Literary Censorship in 19th-Century France

FRIT-F640 — Fall 2020

Nicolas Valazza
BH 340
Days and Times
12:20P - 2:15P, T
Course Description

Many literary works that are now considered canonical were once censored, or they were subjected to memorable trials. The most famous examples in the nineteenth-century French context are the novel Madame Bovary by Flaubert, who was eventually acquitted, and Baudelaire’s poetry collection Les Fleurs du Mal, which remained theoretically censored in French until 1949. But besides these well-known examples, most of the illustrious writers of the century had portions of their literary works that were censored for political or moral reasons (for instance Hugo’s Les Châtiments or Musset’s Gamiani), and were then illegally circulated; to the extent that censorship and clandestine literature played an essential role in the constitution of the nineteenth-century French literary field.

At the crossroads between literary analysis, legal history, and the history of the book, this seminar aims to situate several canonical—and less canonical—texts in the historical and political context of their publication.

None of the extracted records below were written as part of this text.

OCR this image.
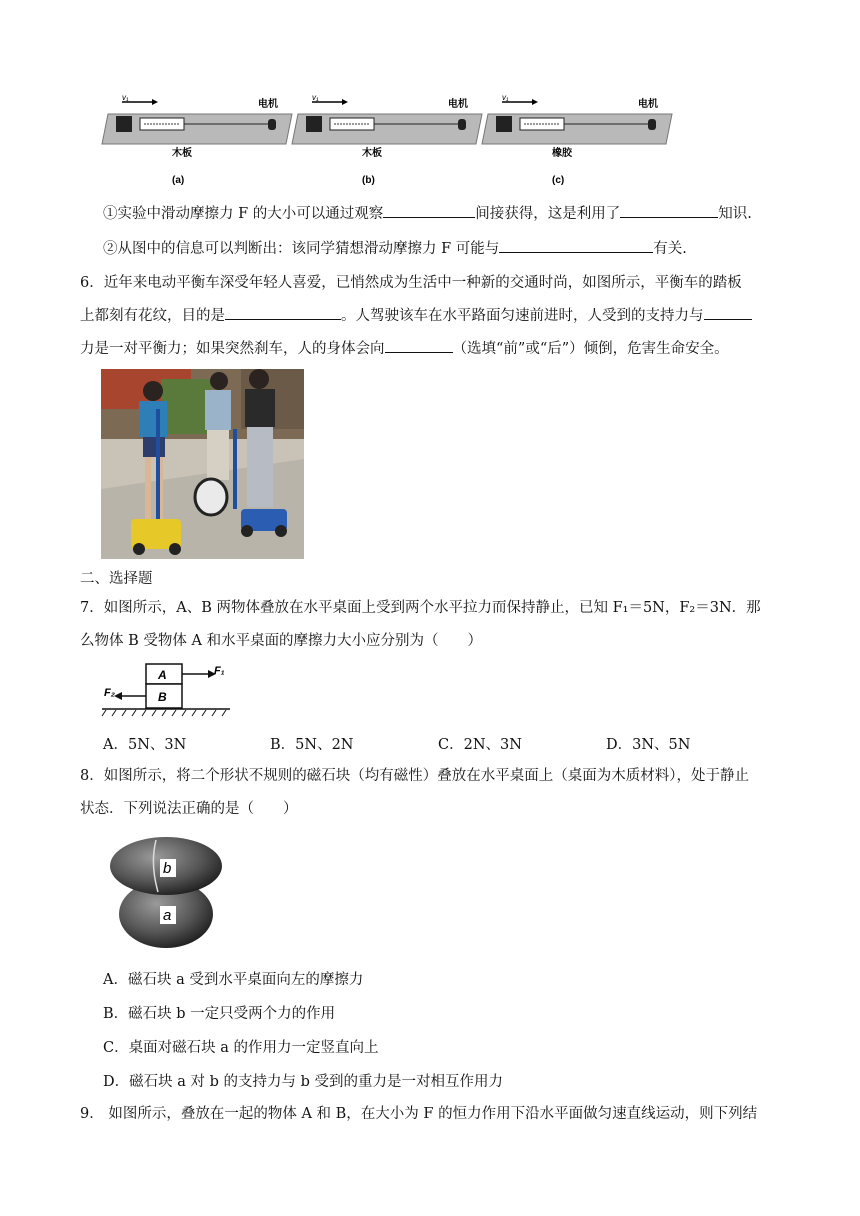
v₁
电机
木板
(a)
v₁
电机
木板
(b)
v₁
电机
橡胶
(c)
①实验中滑动摩擦力 F 的大小可以通过观察	间接获得，这是利用了	知识.
②从图中的信息可以判断出：该同学猜想滑动摩擦力 F 可能与	有关.
6．近年来电动平衡车深受年轻人喜爱，已悄然成为生活中一种新的交通时尚，如图所示，平衡车的踏板
上都刻有花纹，目的是	。人驾驶该车在水平路面匀速前进时，人受到的支持力与
力是一对平衡力；如果突然刹车，人的身体会向	（选填“前”或“后”）倾倒，危害生命安全。
二、选择题
7．如图所示，A、B 两物体叠放在水平桌面上受到两个水平拉力而保持静止，已知 F₁＝5N，F₂＝3N．那
么物体 B 受物体 A 和水平桌面的摩擦力大小应分别为（　　）
A
B
F₁
F₂
A．5N、3N	B．5N、2N	C．2N、3N	D．3N、5N
8．如图所示，将二个形状不规则的磁石块（均有磁性）叠放在水平桌面上（桌面为木质材料），处于静止
状态．下列说法正确的是（　　）
b
a
A．磁石块 a 受到水平桌面向左的摩擦力
B．磁石块 b 一定只受两个力的作用
C．桌面对磁石块 a 的作用力一定竖直向上
D．磁石块 a 对 b 的支持力与 b 受到的重力是一对相互作用力
9． 如图所示，叠放在一起的物体 A 和 B，在大小为 F 的恒力作用下沿水平面做匀速直线运动，则下列结
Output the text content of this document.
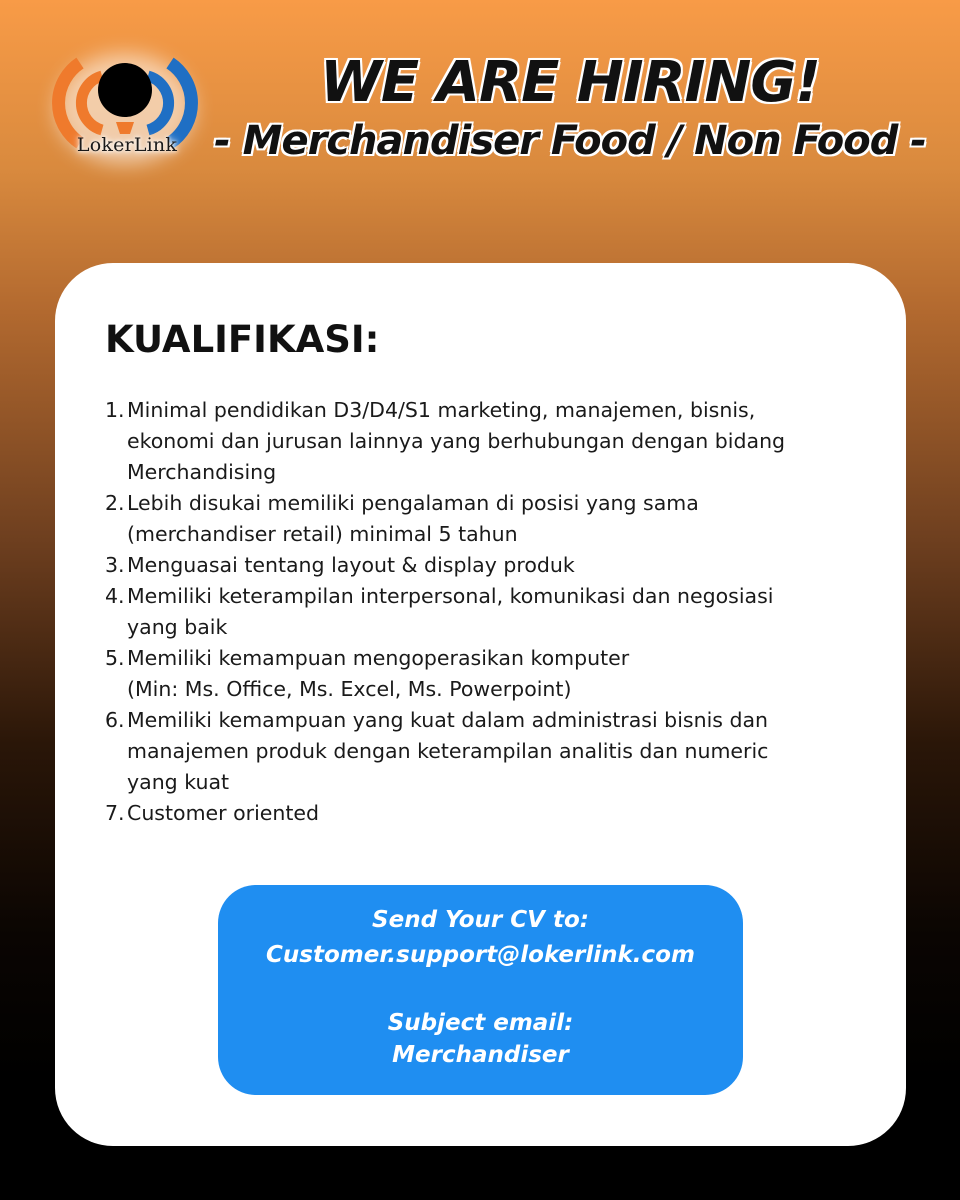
LokerLink
WE ARE HIRING!
- Merchandiser Food / Non Food -
KUALIFIKASI:
1. Minimal pendidikan D3/D4/S1 marketing, manajemen, bisnis,
ekonomi dan jurusan lainnya yang berhubungan dengan bidang
Merchandising
2. Lebih disukai memiliki pengalaman di posisi yang sama
(merchandiser retail) minimal 5 tahun
3. Menguasai tentang layout & display produk
4. Memiliki keterampilan interpersonal, komunikasi dan negosiasi
yang baik
5. Memiliki kemampuan mengoperasikan komputer
(Min: Ms. Office, Ms. Excel, Ms. Powerpoint)
6. Memiliki kemampuan yang kuat dalam administrasi bisnis dan
manajemen produk dengan keterampilan analitis dan numeric
yang kuat
7. Customer oriented
Send Your CV to:
Customer.support@lokerlink.com
Subject email:
Merchandiser
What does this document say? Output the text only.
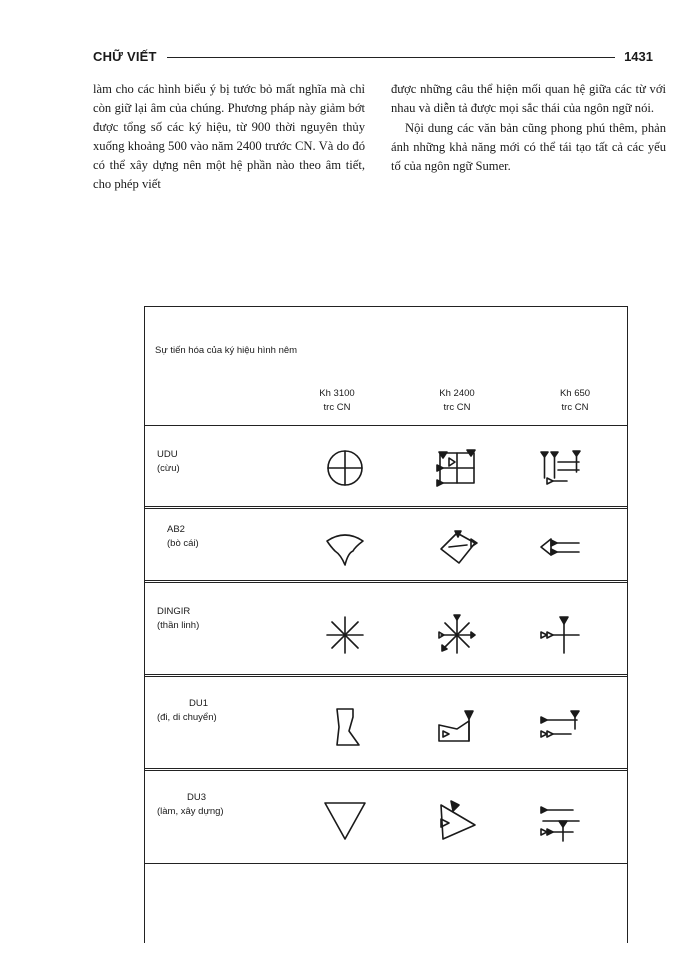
CHỮ VIẾT	1431

làm cho các hình biểu ý bị tước bỏ mất nghĩa mà chỉ còn giữ lại âm của chúng. Phương pháp này giảm bớt được tổng số các ký hiệu, từ 900 thời nguyên thủy xuống khoảng 500 vào năm 2400 trước CN. Và do đó có thể xây dựng nên một hệ phần nào theo âm tiết, cho phép viết

được những câu thể hiện mối quan hệ giữa các từ với nhau và diễn tả được mọi sắc thái của ngôn ngữ nói.

Nội dung các văn bản cũng phong phú thêm, phản ánh những khả năng mới có thể tái tạo tất cả các yếu tố của ngôn ngữ Sumer.

Sự tiến hóa của ký hiệu hình nêm
Kh 3100
trc CN
Kh 2400
trc CN
Kh 650
trc CN
UDU
(cừu)
AB2
(bò cái)
DINGIR
(thần linh)
DU1
(đi, di chuyển)
DU3
(làm, xây dựng)
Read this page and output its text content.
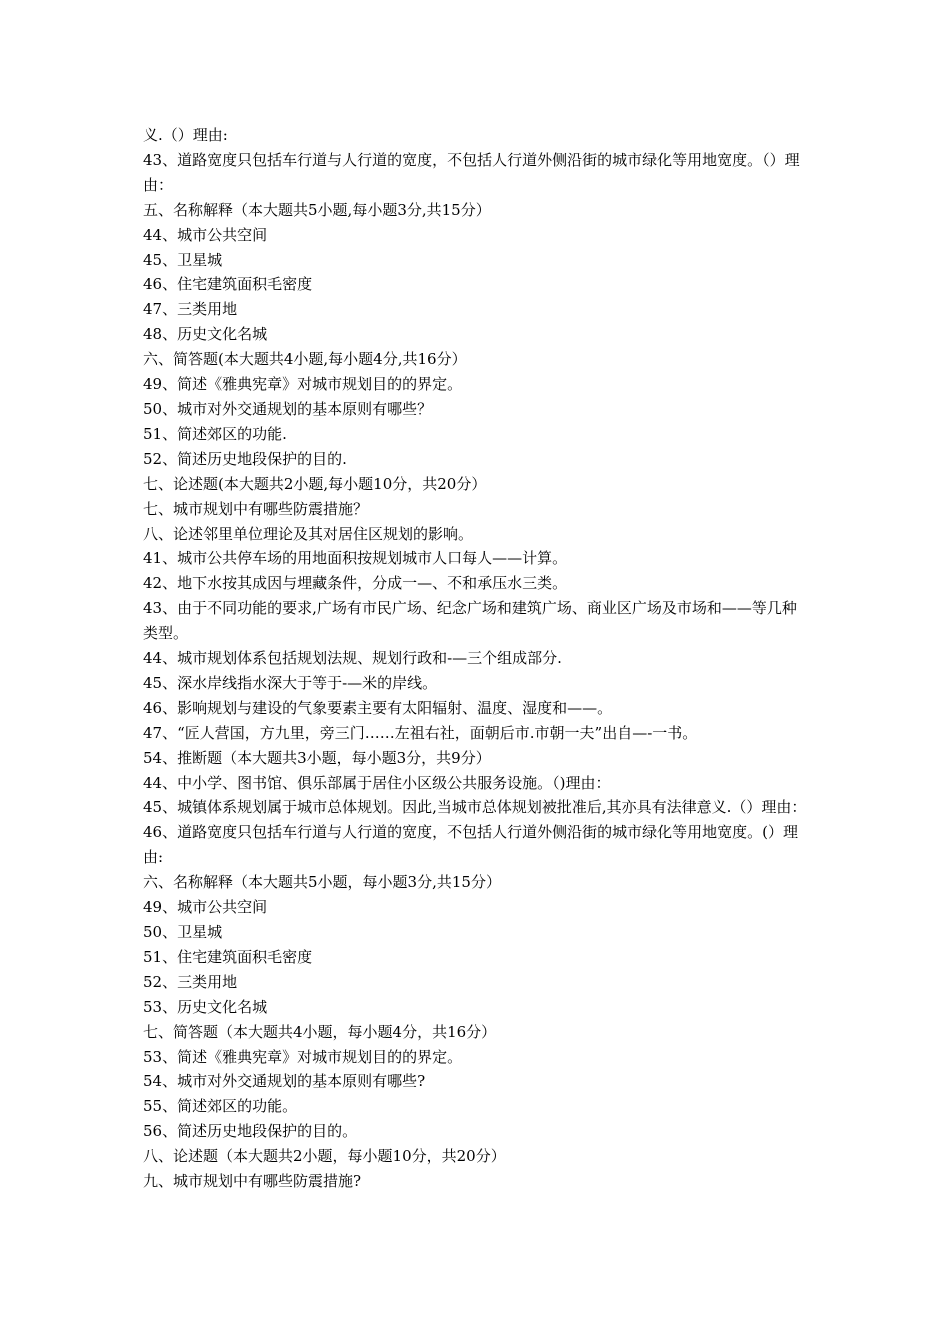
义.（）理由:

43、道路宽度只包括车行道与人行道的宽度，不包括人行道外侧沿街的城市绿化等用地宽度。（）理由：

五、名称解释（本大题共5小题,每小题3分,共15分）

44、城市公共空间

45、卫星城

46、住宅建筑面积毛密度

47、三类用地

48、历史文化名城

六、简答题(本大题共4小题,每小题4分,共16分）

49、简述《雅典宪章》对城市规划目的的界定。

50、城市对外交通规划的基本原则有哪些？

51、简述郊区的功能.

52、简述历史地段保护的目的.

七、论述题(本大题共2小题,每小题10分，共20分）

七、城市规划中有哪些防震措施？

八、论述邻里单位理论及其对居住区规划的影响。

41、城市公共停车场的用地面积按规划城市人口每人——计算。

42、地下水按其成因与埋藏条件，分成一—、不和承压水三类。

43、由于不同功能的要求,广场有市民广场、纪念广场和建筑广场、商业区广场及市场和——等几种类型。

44、城市规划体系包括规划法规、规划行政和-—三个组成部分.

45、深水岸线指水深大于等于-—米的岸线。

46、影响规划与建设的气象要素主要有太阳辐射、温度、湿度和——。

47、“匠人营国，方九里，旁三门……左祖右社，面朝后市.市朝一夫”出自—-一书。

54、推断题（本大题共3小题，每小题3分，共9分）

44、中小学、图书馆、俱乐部属于居住小区级公共服务设施。（)理由：

45、城镇体系规划属于城市总体规划。因此,当城市总体规划被批准后,其亦具有法律意义.（）理由：

46、道路宽度只包括车行道与人行道的宽度，不包括人行道外侧沿街的城市绿化等用地宽度。(）理由:

六、名称解释（本大题共5小题，每小题3分,共15分）

49、城市公共空间

50、卫星城

51、住宅建筑面积毛密度

52、三类用地

53、历史文化名城

七、简答题（本大题共4小题，每小题4分，共16分）

53、简述《雅典宪章》对城市规划目的的界定。

54、城市对外交通规划的基本原则有哪些?

55、简述郊区的功能。

56、简述历史地段保护的目的。

八、论述题（本大题共2小题，每小题10分，共20分）

九、城市规划中有哪些防震措施?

From the ephemeral freedom of the press under the Revolution, which notably allowed Sade’s novels to be widely circulated, to the law of 1881, which officially—if not effectively—abolished censorship in France, through the liberal or repressive phases of the July Monarchy and the Second Empire, under which Flaubert and Baudelaire were sued, and Hugo exiled, our purpose will be to explore how the politics of printing influenced the evolution of literary forms in the nineteenth-century.